The project

• Abstract

Understanding the flows in planetary cores from their formation to their current dynamics is a tremendous interdisciplinary challenge. Beyond the challenge in fundamental fluid dynamics to understand these extraordinary flows involving turbulence, rotation and buoyancy at typical scales well beyond our day-to-day experience, a global knowledge of the involved processes is fundamental to a better understanding of the initial state of planets, of their thermal and orbital evolution, and of magnetic field generation, all key ingredients for habitability.

The purpose of the present project is to go beyond the state-of-the-art in tackling three barriers at the current frontier of knowledge. It combines groundbreaking laboratory experiments, complementary pioneering numerical simulations, and fruitful collaborations with leaders in various fields of planetary sciences. Improving on the latest advances in the field, we address the fluid dynamics of iron fragmentation during the later stages of planetary accretion, in order to produce innovative, dynamically reliable models of planet formation. Considering the latest published data for Earth, we investigate the flows driven in a stratified layer at the top of a liquid core and their influence on the global convective dynamics and related dynamo.
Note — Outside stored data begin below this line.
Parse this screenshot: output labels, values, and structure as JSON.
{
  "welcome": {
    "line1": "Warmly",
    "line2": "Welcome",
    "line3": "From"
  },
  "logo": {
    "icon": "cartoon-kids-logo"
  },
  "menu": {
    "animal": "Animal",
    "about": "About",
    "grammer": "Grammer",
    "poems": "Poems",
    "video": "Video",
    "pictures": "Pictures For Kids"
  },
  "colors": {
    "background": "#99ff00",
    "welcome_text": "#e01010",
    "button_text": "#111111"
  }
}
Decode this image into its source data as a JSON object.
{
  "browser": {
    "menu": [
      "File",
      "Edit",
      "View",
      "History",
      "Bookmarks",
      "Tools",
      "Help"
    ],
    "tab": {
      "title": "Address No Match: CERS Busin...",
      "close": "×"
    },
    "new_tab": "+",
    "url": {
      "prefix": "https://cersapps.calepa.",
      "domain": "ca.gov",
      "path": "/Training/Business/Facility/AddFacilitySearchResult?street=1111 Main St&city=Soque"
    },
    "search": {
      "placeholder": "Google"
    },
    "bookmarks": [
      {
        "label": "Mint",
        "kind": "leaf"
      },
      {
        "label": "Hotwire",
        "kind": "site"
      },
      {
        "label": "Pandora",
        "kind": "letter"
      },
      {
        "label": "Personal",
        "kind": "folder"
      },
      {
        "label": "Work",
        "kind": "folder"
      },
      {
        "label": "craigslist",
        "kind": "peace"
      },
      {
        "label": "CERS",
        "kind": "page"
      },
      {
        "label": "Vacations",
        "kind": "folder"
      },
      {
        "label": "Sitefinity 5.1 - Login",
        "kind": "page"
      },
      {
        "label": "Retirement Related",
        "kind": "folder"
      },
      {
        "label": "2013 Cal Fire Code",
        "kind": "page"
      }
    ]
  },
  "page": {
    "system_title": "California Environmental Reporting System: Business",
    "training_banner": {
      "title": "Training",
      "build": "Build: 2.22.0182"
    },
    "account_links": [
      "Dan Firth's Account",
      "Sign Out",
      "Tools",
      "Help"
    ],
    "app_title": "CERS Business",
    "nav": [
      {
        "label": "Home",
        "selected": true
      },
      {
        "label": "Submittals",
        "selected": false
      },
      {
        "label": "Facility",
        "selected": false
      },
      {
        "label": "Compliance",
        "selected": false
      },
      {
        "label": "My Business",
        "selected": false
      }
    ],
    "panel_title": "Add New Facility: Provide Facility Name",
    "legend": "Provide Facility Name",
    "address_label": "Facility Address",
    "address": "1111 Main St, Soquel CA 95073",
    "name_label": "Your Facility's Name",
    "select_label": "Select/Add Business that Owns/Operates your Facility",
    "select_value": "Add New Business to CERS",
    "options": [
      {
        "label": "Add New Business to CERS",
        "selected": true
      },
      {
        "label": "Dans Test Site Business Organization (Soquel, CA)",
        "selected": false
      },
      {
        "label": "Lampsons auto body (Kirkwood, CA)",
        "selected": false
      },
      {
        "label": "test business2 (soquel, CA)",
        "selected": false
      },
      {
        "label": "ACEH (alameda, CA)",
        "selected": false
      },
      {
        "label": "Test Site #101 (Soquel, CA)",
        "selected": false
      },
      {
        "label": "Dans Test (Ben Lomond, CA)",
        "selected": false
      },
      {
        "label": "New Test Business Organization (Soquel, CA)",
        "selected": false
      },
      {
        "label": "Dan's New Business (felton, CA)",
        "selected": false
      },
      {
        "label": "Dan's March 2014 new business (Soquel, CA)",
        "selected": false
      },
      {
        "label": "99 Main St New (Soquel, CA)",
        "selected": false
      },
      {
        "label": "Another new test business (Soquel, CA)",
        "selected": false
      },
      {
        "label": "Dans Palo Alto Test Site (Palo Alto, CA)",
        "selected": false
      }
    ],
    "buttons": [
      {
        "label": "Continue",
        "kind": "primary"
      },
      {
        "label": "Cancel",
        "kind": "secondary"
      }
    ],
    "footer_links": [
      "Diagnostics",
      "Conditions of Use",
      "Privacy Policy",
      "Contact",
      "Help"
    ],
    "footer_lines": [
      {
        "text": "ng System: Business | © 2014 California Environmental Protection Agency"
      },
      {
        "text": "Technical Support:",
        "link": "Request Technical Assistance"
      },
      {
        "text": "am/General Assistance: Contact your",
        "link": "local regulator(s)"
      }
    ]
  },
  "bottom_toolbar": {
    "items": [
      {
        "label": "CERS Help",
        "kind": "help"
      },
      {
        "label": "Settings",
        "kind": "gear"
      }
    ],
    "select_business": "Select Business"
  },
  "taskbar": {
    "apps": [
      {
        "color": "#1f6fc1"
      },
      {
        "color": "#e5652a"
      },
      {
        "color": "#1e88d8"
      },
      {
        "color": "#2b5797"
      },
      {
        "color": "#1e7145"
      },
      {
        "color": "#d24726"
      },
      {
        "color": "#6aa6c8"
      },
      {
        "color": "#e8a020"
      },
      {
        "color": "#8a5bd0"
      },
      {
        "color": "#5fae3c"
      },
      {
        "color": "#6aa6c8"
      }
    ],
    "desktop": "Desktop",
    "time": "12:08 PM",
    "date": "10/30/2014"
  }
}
Finally, building upon the recent emergence of alternative models for core dynamics, we quantitatively examine the non-linear saturation and turbulent state of the flows driven by libration, as well as the shape and intensity of the corresponding dynamo.

In the context of an international competition, the originality of this work comes from its multi-method and interdisciplinary character.

The 3 tasks

• Task 1: the fluid dynamics of core formation.
• Task 2: the fluid dynamics of heterogeneous core convection.
• Task 3: the fluid dynamics of core rotation.